Vacation time that once had been spent traveling South to visit my Grandparents and other blood kin was instead spent traveling North to visit Lincoln. These trips back home were feeble attempts to resurrect a glimmer of joy that I left behind in my beloved city. I always hoped I might happen to rub shoulders with some of my old Bethany friends. Calling them up for an appointment just wasn’t done — it wasn’t proper (it’s seen as forward and crass even to this day) — but “bumping” into them on the street would have been acceptable.

That sort of deep friendship I shared in Lincoln with my entire neighborhood was a joy I did not feel in my new Oklahoma neighborhood. These trips to Lincoln soon ended as my new home finally became home. I no longer felt welcome in Lincoln even with my last recognized childhood friend (I called an old friend and his wife told me he didn’t remember me). Returning to Lincoln in 1991 for several hours to catch a train was an experience that sobered up my memories because the city had grown and changed so much. Lincoln now felt like a foreign land.

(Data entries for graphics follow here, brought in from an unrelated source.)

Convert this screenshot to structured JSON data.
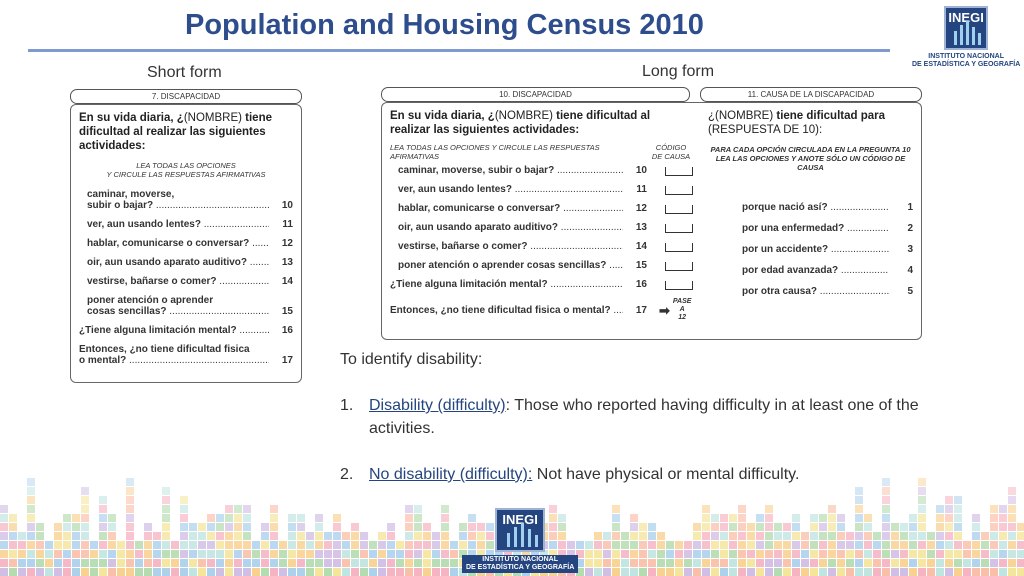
{
  "title": "Population and Housing Census 2010",
  "logo": {
    "mark": "INEGI",
    "line1": "INSTITUTO NACIONAL",
    "line2": "DE ESTADÍSTICA Y GEOGRAFÍA"
  },
  "short_form": {
    "label": "Short form",
    "header": "7. DISCAPACIDAD",
    "question_bold1": "En su vida diaria, ¿",
    "question_name": "(NOMBRE)",
    "question_bold2": " tiene dificultad al realizar las siguientes actividades:",
    "instruction1": "LEA TODAS LAS OPCIONES",
    "instruction2": "Y CIRCULE LAS RESPUESTAS AFIRMATIVAS",
    "items": [
      {
        "text": "caminar, moverse,",
        "text2": "subir o bajar?",
        "code": "10"
      },
      {
        "text": "ver, aun usando lentes?",
        "code": "11"
      },
      {
        "text": "hablar, comunicarse o conversar?",
        "code": "12"
      },
      {
        "text": "oir, aun usando aparato auditivo?",
        "code": "13"
      },
      {
        "text": "vestirse, bañarse o comer?",
        "code": "14"
      },
      {
        "text": "poner atención o aprender",
        "text2": "cosas sencillas?",
        "code": "15"
      },
      {
        "text": "¿Tiene alguna limitación mental?",
        "code": "16"
      },
      {
        "text": "Entonces, ¿no tiene dificultad fisica",
        "text2": "o mental?",
        "code": "17"
      }
    ]
  },
  "long_form": {
    "label": "Long form",
    "header": "10. DISCAPACIDAD",
    "question_bold1": "En su vida diaria, ¿",
    "question_name": "(NOMBRE)",
    "question_bold2": " tiene dificultad al realizar las siguientes actividades:",
    "instruction": "LEA TODAS LAS OPCIONES Y CIRCULE LAS RESPUESTAS AFIRMATIVAS",
    "code_header1": "CÓDIGO",
    "code_header2": "DE CAUSA",
    "items": [
      {
        "text": "caminar, moverse, subir o bajar?",
        "code": "10"
      },
      {
        "text": "ver, aun usando lentes?",
        "code": "11"
      },
      {
        "text": "hablar, comunicarse o conversar?",
        "code": "12"
      },
      {
        "text": "oir, aun usando aparato auditivo?",
        "code": "13"
      },
      {
        "text": "vestirse, bañarse o comer?",
        "code": "14"
      },
      {
        "text": "poner atención o aprender cosas sencillas?",
        "code": "15"
      },
      {
        "text": "¿Tiene alguna limitación mental?",
        "code": "16"
      },
      {
        "text": "Entonces, ¿no tiene dificultad fisica o mental?",
        "code": "17"
      }
    ],
    "pase1": "PASE",
    "pase2": "A",
    "pase3": "12"
  },
  "cause": {
    "header": "11. CAUSA DE LA DISCAPACIDAD",
    "q_open": "¿",
    "q_name": "(NOMBRE)",
    "q_bold": " tiene dificultad para",
    "q_sub": "(RESPUESTA DE 10):",
    "instruction1": "PARA CADA OPCIÓN CIRCULADA EN LA PREGUNTA 10",
    "instruction2": "LEA LAS OPCIONES Y ANOTE SÓLO UN CÓDIGO DE CAUSA",
    "items": [
      {
        "text": "porque nació así?",
        "code": "1"
      },
      {
        "text": "por una enfermedad?",
        "code": "2"
      },
      {
        "text": "por un accidente?",
        "code": "3"
      },
      {
        "text": "por edad avanzada?",
        "code": "4"
      },
      {
        "text": "por otra causa?",
        "code": "5"
      }
    ]
  },
  "notes": {
    "intro": "To identify disability:",
    "item1_num": "1.",
    "item1_term": "Disability (difficulty)",
    "item1_rest": ": Those who reported having difficulty in at least one of the activities.",
    "item2_num": "2.",
    "item2_term": "No disability (difficulty):",
    "item2_rest": " Not have physical or mental difficulty."
  },
  "colors": {
    "title": "#2e4d8c",
    "rule": "#7d9bcf",
    "logo": "#24457f"
  }
}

I had officially lost touch with Lincoln’s new identity as a burgeoning metropolis of 260,000 people and the old memories were officially frozen in a time and stowed forever.

Seeking Old Friends
Then, unknowingly, 23 years to the date that I left Lincoln, the internet returned me home. You see, I attended Brownell elementary school with David Boles, the publisher of Go Inside Magazine. I was re-aquatinted with David following a chance meeting. I was not looking for an old friend but I found one via the Yahoo! Search Engine.

When I did a Yahoo! search on “Brownell” — up came “David Boles” in the return results concerning an article he’d written called Lincoln After Seven Years. As his story appeared on my screen, I washed back to Lincoln and met him again via simple electronic gadgetry: a phone line and a search engine. I was not looking for David. When I did my search on Brownell, I was only looking for a modern day picture of the school filled with pleasant memories, Christmas stories, Fried Indian Bread, multiplication tables, blonde haired, bell bottomed, Marsha Brady and Elizabeth Montgomery lookalikes, bowl haircuts, and best friends with red white and blue striped pants with jeans vests.

Although I thought long and hard about the risks of contacting David, I am glad I did. It was risky in that it could have shattered memories of something that I still hold dear; my childhood. David has filled in a part of my life in Lincoln that I never had the chance to live: 1975-1987 (he left Lincoln in 1987 after graduating from the University of Nebraska-Lincoln for graduate work at Columbia University in The City of New York City he still resides today).

David peeled back the rind for me on a living time capsule — still in motion — that closed 23 years ago. As a surrogate storyteller, he filled in a wide gap in my memory and exposed events that brought Lincoln back to a normal size in my mind.

My fear of shattering the purity of the rose-colored images you’ve read about here have turned out to be unwarranted; everyone grows up, we all move on, and for many of us our childhood memories serve as an emollient muse when life gets tough.

David Boles exposed the perfect lives that subsequently crumbled and the not so perfect lives that succeeded. David detailed the beauty that became awful and the ugly that became sublime. Through David’s eyes, I re-discovered the beloved that became the laughable.

Together, we shared memories of an idyllic time and we both miss those young moments of purity and innocence that pounded and bred us into who we are today. I now feel like a virtual graduate of Lincoln Northeast High School. Now you know there are two witnesses to this wonderland known as childhood in Lincoln, Nebraska.